Indeed, many mutual funds have proxy-voting guidelines requiring them to vote against options plans that would lead to dilution greater than even 10% of outstanding shares.
Perhaps even more troubling for investors is the sheer number of options the company would have available to grant. Over the last three years, Starbucks has awarded an average net grant of about 7 million options a year. At that rate, the new options last more than five years.
But the company proposal doesn't place any limits on the number of options or share awards it could grant in any one year, meaning that it would have the ability to greatly increase the number of options it hands out.
And, assuming regulators do require expensing next year, an uptick in the company's options grant could have "big implications to shareholders," Hughes said.
Starbucks emphasizes that its options plan is a broad-based one; the company gives out options not just to its executives but to many front line-employees as well. Indeed, the company granted options to some 40,000 people last year; Starbucks employed nearly 100,000 people at the end of its fiscal year.
But by any measure, Starbucks' executives have made out well under its options plans.
Last year, Starbucks awarded 2 million options -- or nearly 22% of its total grant -- to its top five executives. By the company's own estimates, those options were worth about $21.25 million.
But that may be understating the windfall that executives could see. Last year, for instance, outgoing CEO Orrin Smith alone saw a $23.6 million gain when he exercised 1 million options.
Still, Starbucks likely will find at least some shareholder support for its plan, particularly from investors focused on its recent results.
In the last year, for instance, the company's stock is up 77%, and the company's fiscal 2004 profit -- excluding stock options costs -- grew 46% on a 29% jump in sales.
"The markets don't seem be too concerned about
Starbucks' options practices right now," said Noah Blackstein, a portfolio manager for Dynamic Mutual Funds. "Starbucks would have much bigger problems if it can't meet its growth targets." (Dynamic doesn't presently have a position in Starbucks' stock.)
Indeed, some investors cheer the company's options practices.
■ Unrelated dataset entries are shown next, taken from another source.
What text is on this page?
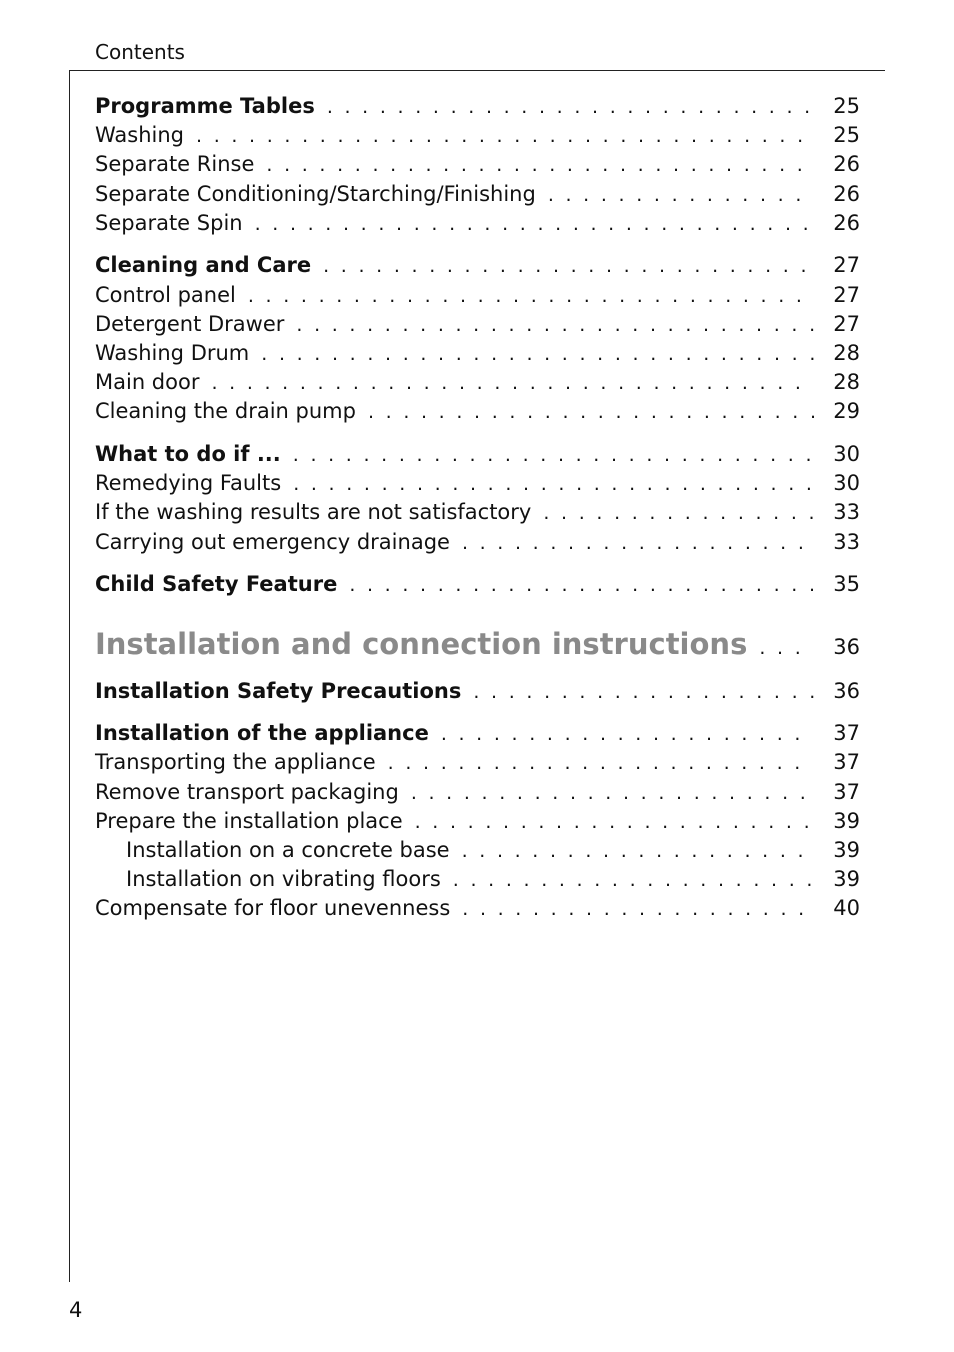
Contents
Programme Tables . . .	25
Washing . . .	25
Separate Rinse . . .	26
Separate Conditioning/Starching/Finishing . . .	26
Separate Spin . . .	26
Cleaning and Care . . .	27
Control panel . . .	27
Detergent Drawer . . .	27
Washing Drum . . .	28
Main door . . .	28
Cleaning the drain pump . . .	29
What to do if ... . . .	30
Remedying Faults . . .	30
If the washing results are not satisfactory . . .	33
Carrying out emergency drainage . . .	33
Child Safety Feature . . .	35
Installation and connection instructions . . .	36
Installation Safety Precautions . . .	36
Installation of the appliance . . .	37
Transporting the appliance . . .	37
Remove transport packaging . . .	37
Prepare the installation place . . .	39
Installation on a concrete base . . .	39
Installation on vibrating floors . . .	39
Compensate for floor unevenness . . .	40
4
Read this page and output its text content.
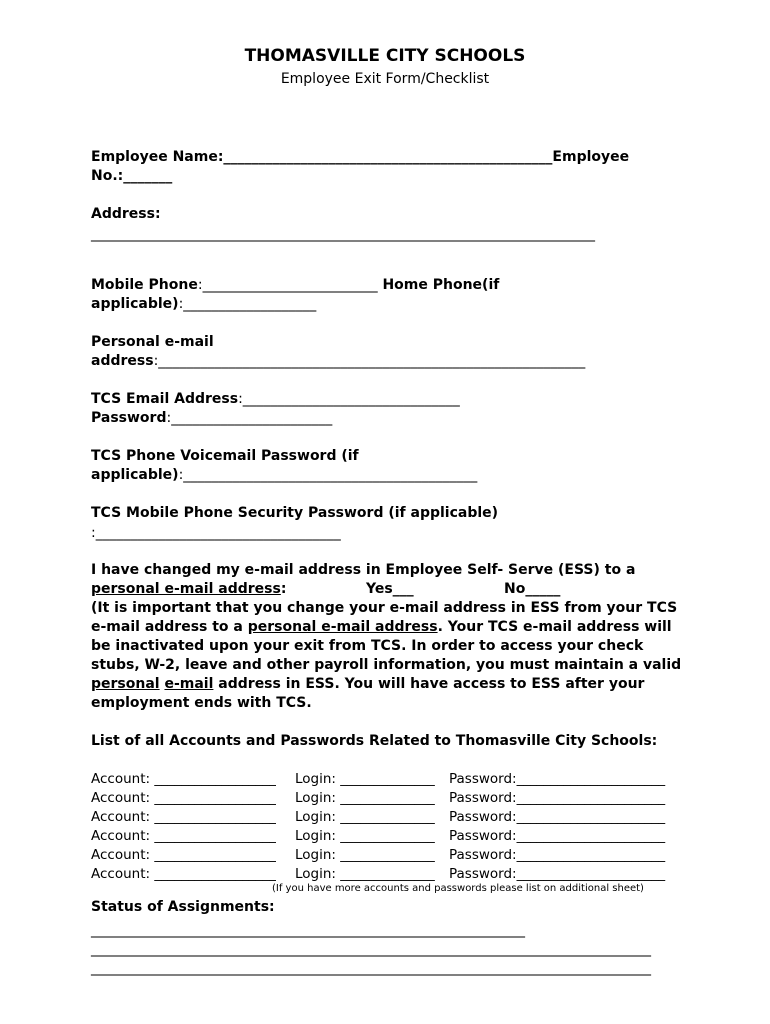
THOMASVILLE CITY SCHOOLS
Employee Exit Form/Checklist
Employee Name:_______________________________________________Employee
No.:_______
Address:
________________________________________________________________________
Mobile Phone:_________________________ Home Phone(if
applicable):___________________
Personal e-mail
address:_____________________________________________________________
TCS Email Address:_______________________________
Password:_______________________
TCS Phone Voicemail Password (if
applicable):__________________________________________
TCS Mobile Phone Security Password (if applicable)
:___________________________________
I have changed my e-mail address in Employee Self- Serve (ESS) to a
personal e-mail address:	Yes___	No_____
(It is important that you change your e-mail address in ESS from your TCS
e-mail address to a personal e-mail address. Your TCS e-mail address will
be inactivated upon your exit from TCS. In order to access your check
stubs, W-2, leave and other payroll information, you must maintain a valid
personal e-mail address in ESS. You will have access to ESS after your
employment ends with TCS.
List of all Accounts and Passwords Related to Thomasville City Schools:
Account: __________________ Login: ______________ Password:______________________
Account: __________________ Login: ______________ Password:______________________
Account: __________________ Login: ______________ Password:______________________
Account: __________________ Login: ______________ Password:______________________
Account: __________________ Login: ______________ Password:______________________
Account: __________________ Login: ______________ Password:______________________
(If you have more accounts and passwords please list on additional sheet)
Status of Assignments:
______________________________________________________________
________________________________________________________________________________
________________________________________________________________________________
By distributing them widely, the company has helped boost morale among its "baristas" and has made its restaurants more customer-friendly environments, they say.
"By asking for more options, they'll be taking care of more employees. I don't have a problem with it at all," said George Novello, chief investment officer of Tokio Marine Asset Management. (Tokio Marine is long Starbucks shares.)
And such investors may get important backing from some proxy analysts, who get paid to study such plans. Glass Lewis, for instance, said it would lean toward approving Starbucks' plan.
Starbucks likely will grant about $200 million worth of options next year, or more than 50% of the company's net income, said Greg Taxin, CEO of Glass Lewis. But its average grants are in line with its peers, he said, as is the average amount realized by the company's employees.
"What they've done in the past, frankly, it seems to be working," Taxin said. "The stock price has performed well."